In reaching this conclusion, the court held that where an asset is held on trust, the legal title remains capable of being transferred to a third party, although this may be in breach of trust. But the trust rights remain, including the right to have the legal title held and applied in accordance with the terms of the trust. However, although trust rights remain enforceable against the trustee, they are inherently limited as regards third parties; for example, by the common law rule protecting bona fide purchasers for value.

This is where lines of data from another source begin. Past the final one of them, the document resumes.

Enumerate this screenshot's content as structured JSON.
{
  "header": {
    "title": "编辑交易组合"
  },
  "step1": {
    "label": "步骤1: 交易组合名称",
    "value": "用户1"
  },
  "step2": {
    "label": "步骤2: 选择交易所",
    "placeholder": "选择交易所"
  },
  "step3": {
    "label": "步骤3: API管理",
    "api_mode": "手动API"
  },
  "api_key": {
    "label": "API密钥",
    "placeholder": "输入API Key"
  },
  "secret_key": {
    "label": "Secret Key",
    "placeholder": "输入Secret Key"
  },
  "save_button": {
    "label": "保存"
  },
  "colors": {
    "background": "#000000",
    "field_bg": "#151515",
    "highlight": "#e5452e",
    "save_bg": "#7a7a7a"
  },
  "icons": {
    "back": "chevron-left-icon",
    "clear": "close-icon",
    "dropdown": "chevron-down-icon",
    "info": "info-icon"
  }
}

Lex situs of foreign trust assets. Lex situs is the principle, applicable to many asset types, that title is determined by the law of the place where the object is situated at the time of the event conferring title (Macmillan Inc v Bishopsgate Investment Trust (No 3) ( 1 WLR 387). It was common ground that the law of Saudi Arabia, where the shares were located, does not recognise the institution of a trust, or the division between legal and equitable proprietary interests. Samba had argued that, following Macmillan, the ownership of the shares should be determined by the lex situs and so Saad Investments had no proprietary interest in the shares, even if the trust were governed by Cayman Islands law, which does recognise trusts.
The court held that, in view of the conclusions reached in relation to section 127, it was doubtful whether it mattered that Saad Investments's rights were properly described as proprietary. However, where there was an intention to create trusts governed by common law, even in respect of assets in Saudi Arabia, trusts may be created, and the court would give effect to them to the greatest extent possible.

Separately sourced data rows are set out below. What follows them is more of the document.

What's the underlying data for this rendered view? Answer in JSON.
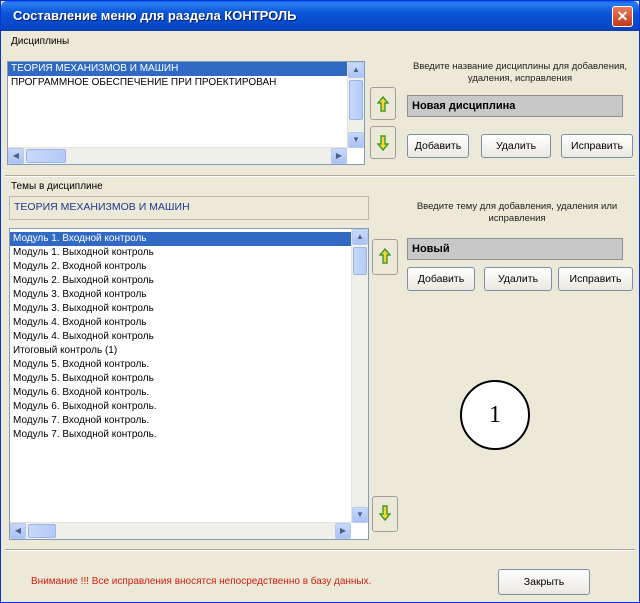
{
  "window": {
    "title": "Составление меню для раздела КОНТРОЛЬ",
    "close_symbol": "✕"
  },
  "disciplines": {
    "group_label": "Дисциплины",
    "items": [
      {
        "label": "ТЕОРИЯ МЕХАНИЗМОВ И МАШИН",
        "selected": true
      },
      {
        "label": "ПРОГРАММНОЕ ОБЕСПЕЧЕНИЕ ПРИ ПРОЕКТИРОВАН",
        "selected": false
      }
    ],
    "hint": "Введите название дисциплины для добавления, удаления, исправления",
    "input_value": "Новая дисциплина",
    "buttons": {
      "add": "Добавить",
      "delete": "Удалить",
      "edit": "Исправить"
    }
  },
  "topics": {
    "group_label": "Темы в дисциплине",
    "current_discipline": "ТЕОРИЯ МЕХАНИЗМОВ И МАШИН",
    "items": [
      {
        "label": "Модуль 1. Входной контроль",
        "selected": true
      },
      {
        "label": "Модуль 1. Выходной контроль",
        "selected": false
      },
      {
        "label": "Модуль 2. Входной контроль",
        "selected": false
      },
      {
        "label": "Модуль 2. Выходной контроль",
        "selected": false
      },
      {
        "label": "Модуль 3. Входной контроль",
        "selected": false
      },
      {
        "label": "Модуль 3. Выходной контроль",
        "selected": false
      },
      {
        "label": "Модуль 4. Входной контроль",
        "selected": false
      },
      {
        "label": "Модуль 4. Выходной контроль",
        "selected": false
      },
      {
        "label": "Итоговый контроль (1)",
        "selected": false
      },
      {
        "label": "Модуль 5. Входной контроль.",
        "selected": false
      },
      {
        "label": "Модуль 5. Выходной контроль",
        "selected": false
      },
      {
        "label": "Модуль 6. Входной контроль.",
        "selected": false
      },
      {
        "label": "Модуль 6. Выходной контроль.",
        "selected": false
      },
      {
        "label": "Модуль 7. Входной контроль.",
        "selected": false
      },
      {
        "label": "Модуль 7. Выходной контроль.",
        "selected": false
      }
    ],
    "hint": "Введите тему для добавления, удаления или исправления",
    "input_value": "Новый",
    "buttons": {
      "add": "Добавить",
      "delete": "Удалить",
      "edit": "Исправить"
    }
  },
  "annotation": {
    "number": "1"
  },
  "footer": {
    "warning": "Внимание !!! Все исправления вносятся непосредственно в базу данных.",
    "close_label": "Закрыть"
  },
  "colors": {
    "selection": "#316ac5",
    "titlebar": "#0a55d8",
    "warning": "#d02010",
    "arrow_green": "#3e9a2a",
    "arrow_yellow": "#f4d637"
  }
}
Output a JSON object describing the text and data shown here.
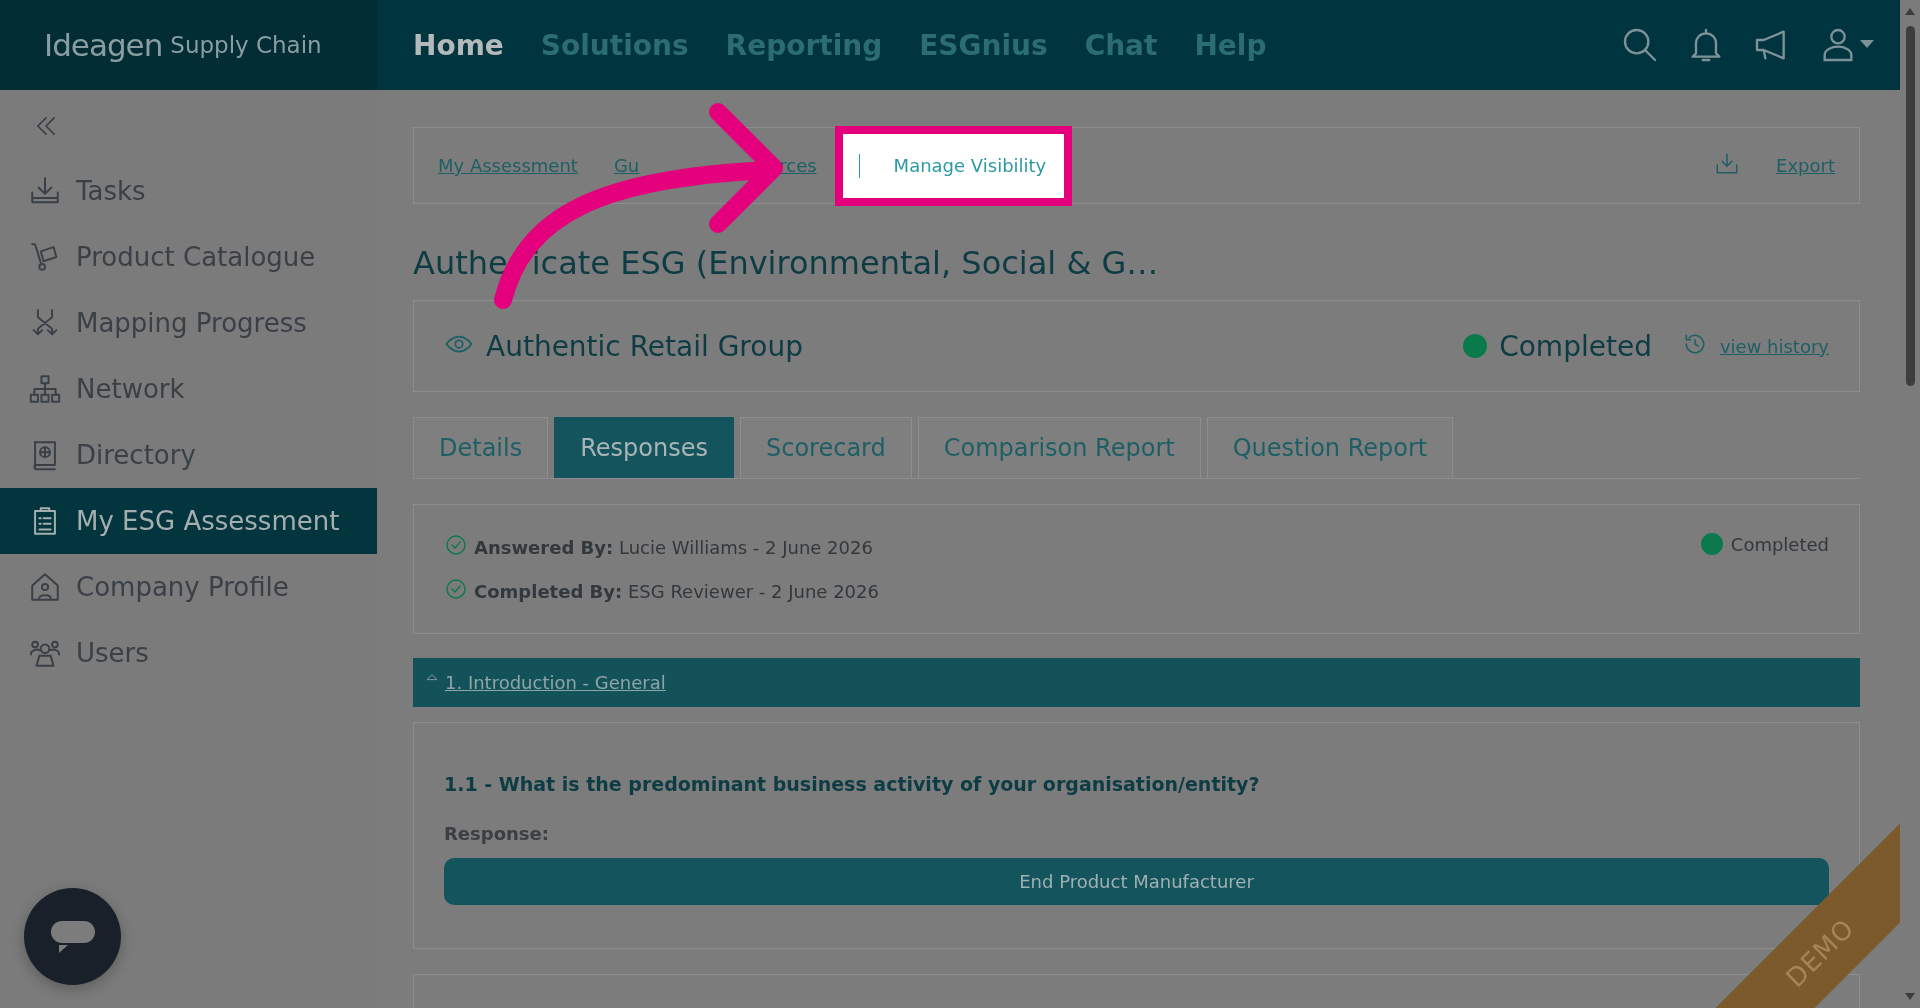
{
  "header": {
    "logo": {
      "brand": "Ideagen",
      "product": "Supply Chain"
    },
    "nav": [
      {
        "label": "Home",
        "selected": true
      },
      {
        "label": "Solutions",
        "selected": false
      },
      {
        "label": "Reporting",
        "selected": false
      },
      {
        "label": "ESGnius",
        "selected": false
      },
      {
        "label": "Chat",
        "selected": false
      },
      {
        "label": "Help",
        "selected": false
      }
    ]
  },
  "sidebar": {
    "items": [
      {
        "label": "Tasks",
        "selected": false
      },
      {
        "label": "Product Catalogue",
        "selected": false
      },
      {
        "label": "Mapping Progress",
        "selected": false
      },
      {
        "label": "Network",
        "selected": false
      },
      {
        "label": "Directory",
        "selected": false
      },
      {
        "label": "My ESG Assessment",
        "selected": true
      },
      {
        "label": "Company Profile",
        "selected": false
      },
      {
        "label": "Users",
        "selected": false
      }
    ]
  },
  "breadcrumb": {
    "items": [
      {
        "label": "My Assessment",
        "highlighted": false
      },
      {
        "label_start": "Gu",
        "label_end": "rces",
        "highlighted": false
      },
      {
        "label": "Manage Visibility",
        "highlighted": true
      }
    ],
    "export": "Export"
  },
  "title": {
    "start": "Authe",
    "end": "icate ESG (Environmental, Social & G…"
  },
  "company": {
    "name": "Authentic Retail Group",
    "status": "Completed",
    "history_link": "view history"
  },
  "tabs": [
    {
      "label": "Details",
      "selected": false
    },
    {
      "label": "Responses",
      "selected": true
    },
    {
      "label": "Scorecard",
      "selected": false
    },
    {
      "label": "Comparison Report",
      "selected": false
    },
    {
      "label": "Question Report",
      "selected": false
    }
  ],
  "responses": {
    "entries": [
      {
        "label": "Answered By:",
        "value": "Lucie Williams - 2 June 2026"
      },
      {
        "label": "Completed By:",
        "value": "ESG Reviewer - 2 June 2026"
      }
    ],
    "status": "Completed"
  },
  "section": {
    "title": "1. Introduction - General",
    "expanded": true
  },
  "question": {
    "title": "1.1 - What is the predominant business activity of your organisation/entity?",
    "response_label": "Response:",
    "answer": "End Product Manufacturer"
  },
  "ribbon": "DEMO"
}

As regards third parties, the court applied Macmillan and held that where, under the lex situs of the trust property, the effect of a transfer of the property by the trustee to a third party is to override any equitable interest that a beneficiary may have, that effect should be recognised as giving the recipient of the property a defence to any claim by the beneficiary. Under English law, purchasers for value acting in good faith take free of a beneficiary's interest. However, in other jurisdictions, a transfer to a third party might override beneficiaries' rights in different circumstances, potentially disregarding any equitable interest.
In Akers, the dispute related to shares located in Saudi Arabia. However, the test to determine location will be different for different classes of assets, such as movable property and choses in action, and the test will not necessarily depend on the governing law of the relevant trust instrument. Accordingly, anyone dealing with trust assets situated in non-common law jurisdictions should consider carefully whether they may be less protected from a transfer to a third party.

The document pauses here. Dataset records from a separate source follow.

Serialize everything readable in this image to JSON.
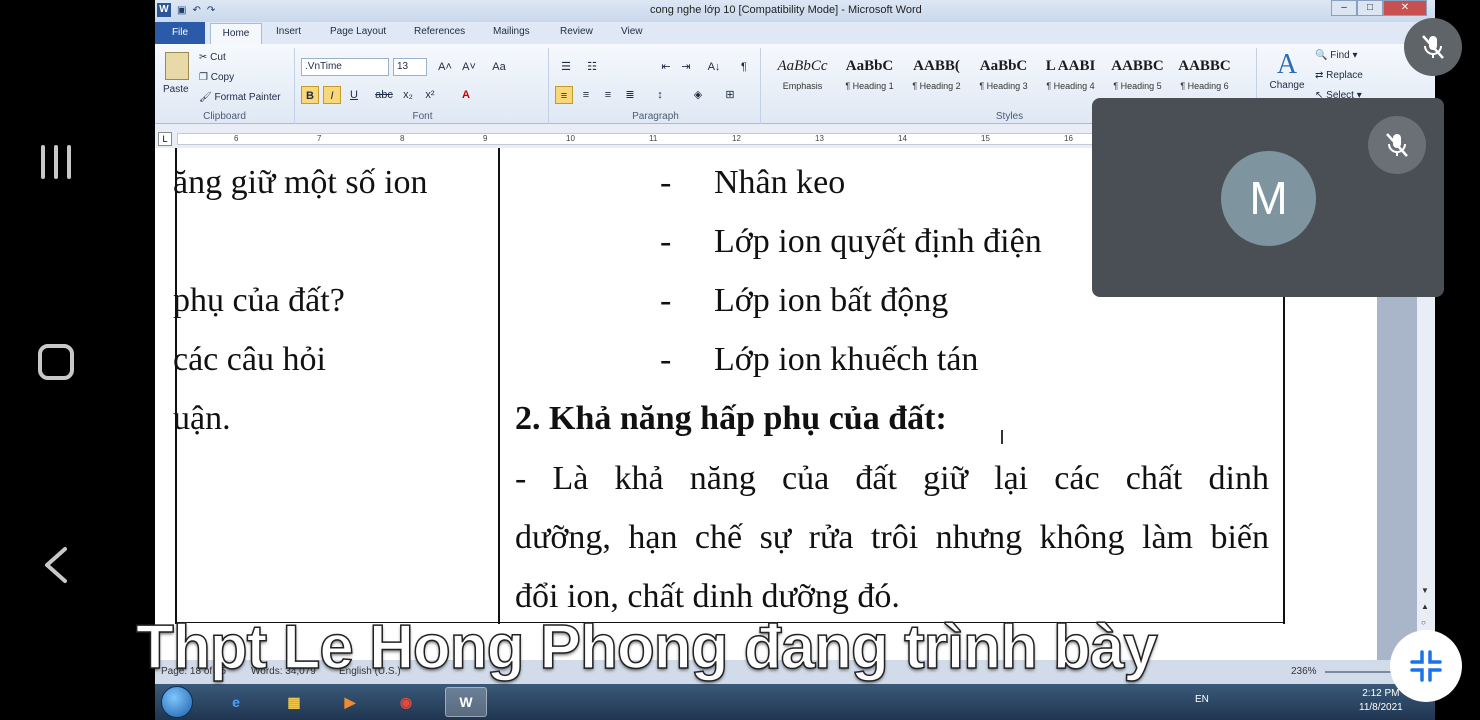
{
  "window": {
    "title": "cong nghe lớp 10 [Compatibility Mode] - Microsoft Word",
    "qat_w": "W",
    "min": "–",
    "max": "□",
    "close": "✕"
  },
  "tabs": [
    "File",
    "Home",
    "Insert",
    "Page Layout",
    "References",
    "Mailings",
    "Review",
    "View"
  ],
  "ribbon": {
    "clipboard": {
      "paste": "Paste",
      "cut": "Cut",
      "copy": "Copy",
      "format_painter": "Format Painter",
      "label": "Clipboard"
    },
    "font": {
      "name": ".VnTime",
      "size": "13",
      "label": "Font",
      "bold": "B",
      "italic": "I",
      "underline": "U",
      "strike": "abc",
      "sub": "x₂",
      "sup": "x²",
      "grow": "A˄",
      "shrink": "A˅",
      "case": "Aa"
    },
    "paragraph": {
      "label": "Paragraph",
      "pilcrow": "¶",
      "sort": "A↓"
    },
    "styles": {
      "label": "Styles",
      "items": [
        {
          "preview": "AaBbCc",
          "name": "Emphasis"
        },
        {
          "preview": "AaBbC",
          "name": "¶ Heading 1"
        },
        {
          "preview": "AABB(",
          "name": "¶ Heading 2"
        },
        {
          "preview": "AaBbC",
          "name": "¶ Heading 3"
        },
        {
          "preview": "L AABI",
          "name": "¶ Heading 4"
        },
        {
          "preview": "AABBC",
          "name": "¶ Heading 5"
        },
        {
          "preview": "AABBC",
          "name": "¶ Heading 6"
        }
      ],
      "change_glyph": "A",
      "change": "Change"
    },
    "editing": {
      "find": "Find ▾",
      "replace": "Replace",
      "select": "Select ▾"
    }
  },
  "ruler": {
    "marks": [
      "6",
      "7",
      "8",
      "9",
      "10",
      "11",
      "12",
      "13",
      "14",
      "15",
      "16"
    ],
    "tab_selector": "L"
  },
  "document": {
    "left_col": [
      "ăng giữ một số ion",
      "phụ của đất?",
      "các câu hỏi",
      "uận."
    ],
    "dash": "-",
    "list": [
      "Nhân keo",
      "Lớp ion quyết định điện",
      "Lớp ion bất động",
      "Lớp ion khuếch tán"
    ],
    "heading": "2. Khả năng hấp phụ của đất:",
    "paragraph_lines": [
      "- Là khả năng của đất giữ lại các chất dinh",
      "dưỡng, hạn chế sự rửa trôi nhưng không làm biến",
      "đổi ion, chất dinh dưỡng đó."
    ]
  },
  "status": {
    "page": "Page: 18 of 25",
    "words": "Words: 34,079",
    "language": "English (U.S.)",
    "zoom": "236%"
  },
  "taskbar": {
    "word_label": "W",
    "lang": "EN",
    "time": "2:12 PM",
    "date": "11/8/2021"
  },
  "meet": {
    "avatar_initial": "M",
    "presenting": "Thpt Le Hong Phong đang trình bày",
    "avatar_color": "#7e95a0",
    "tile_color": "#4a4f55"
  }
}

Although the decision has significant international aspects, the analysis of section 127 applies in purely domestic situations or situations involving a common law jurisdiction. However, the decision may be of assistance in determining the scope of similar avoidance provisions in other jurisdictions. As a result, insolvency practitioners should be aware that if a company being wound up is a beneficiary of assets held on trust, section 127 will only protect against purported dispositions of the beneficial interest itself, for example, by officers of the company; it will be of no assistance in relation to dealings by the trustee.
Oliver Browne is a partner, and Daniel Smith is counsel, at Latham & Watkins.
Section 127 of the Insolvency Act 1986 provides that, in a winding up by the court, any disposition of the company's property made after the start of the winding up is void, unless the court otherwise orders.
It is a powerful tool in an insolvency officeholder's armoury to protect creditors, often operating harshly against those parties that deal in good faith with a company.